The point is though, we’re a Captain and a First Officer on the same ship, heading in the same direction and we’re both engaged in this activity. MMSL is a massive time sink for me, much less so for Jennifer, but she supports it by picking up the slack on some of my household chores. She edits my writing and I write in the living room – the same room she is in. We discuss together some of my reader email questions.
If five years from now MMSL hits the big time, and I’m gone for half the year but rake in a million bucks a year, while Jennifer stays home… lonely and bored… well that would obviously be a bad setup for us. For sure I’d be a Captain, but she wouldn’t be my First Officer as I’d written her out of the script. Captain and Observer or something.
If you’re in an Alpha profession, you have to try and actively maintain the emotional connection with each other. If you’re the Captain, you’re more responsible for that than she is. I’m not saying 99% of all contacts are started by you as you act like a needy Beta, I’m saying if the mutual contact seems to have taken a decline, it’s up to you to say “I think we’re getting off track with each other.” and restart the communication lines.
Importantly you won’t be told when the lines of communication are broken… because the lines of communication are broken… that’s what broken lines of communication means. You have to notice you aren’t getting her messages.
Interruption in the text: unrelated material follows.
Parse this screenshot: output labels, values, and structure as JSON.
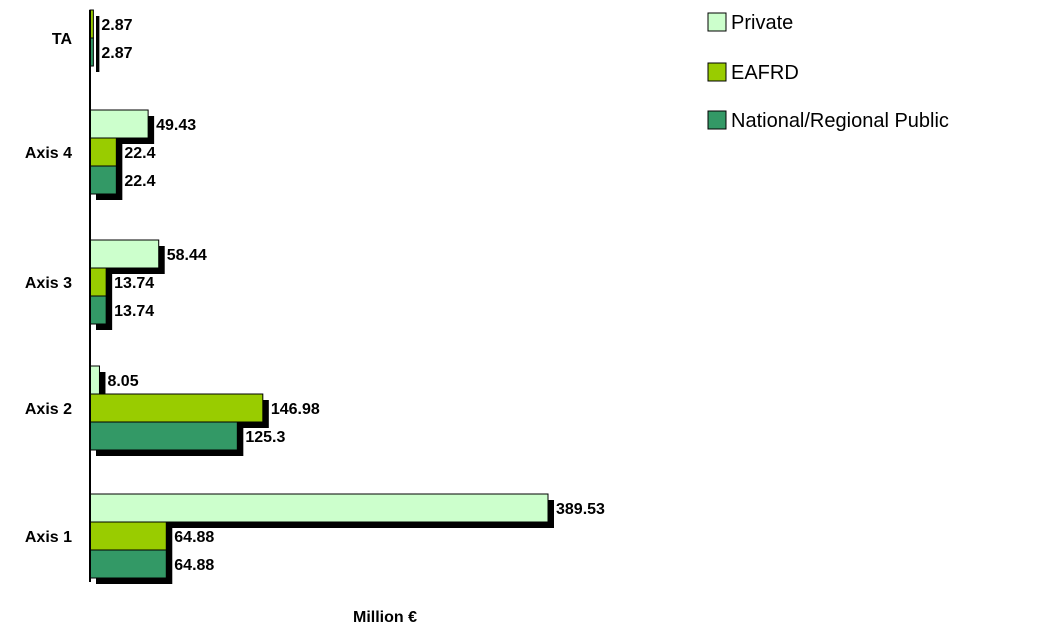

If she not obviously happy with you, her mysteriously stopping nagging looks like a good sign, but is in fact a bad sign as she’s withdrawing from you further.
“Yes” that’s running awfully close to “blaming the male for not manning up” or whatever. I’m just telling you how relationships work in reality. Most women want to be led in a relationship, so you have to act like a leader.
The other thing you can do is try and create opportunities where both of you have shared time and attention on a common task. Maybe that means she has a meaningful role in your workplace – I’ve seen plenty of doctor/nurse pairings where the wife runs the front of the medical practice and the husband the back for example. Or it’s some sort of complementary professions where you have some sort of contact like a real estate lawyer and a real estate agent. Or it can be something outside of work, maybe that’s coaching kids sports, being in a band, working on the garden or… going to church even. Any shared activity works. Take up ballroom dancing, or samba or something. Truly anything is better than nothing.
Just pay attention to the essential pitfall…
When you put a woman in the lap of luxury and deny her either (1) an emotional connection or (2) having a meaningful task required of her, she will be greatly understimulated. Or put more plainly, just bored.
It’s very predictable that bored wives will find something else to do… or someone.
Jennifer: Athol and I have only been apart for one weekend since we married. Three years long distance before we married was quite enough! The MMSL dream is that we get to be together all the time.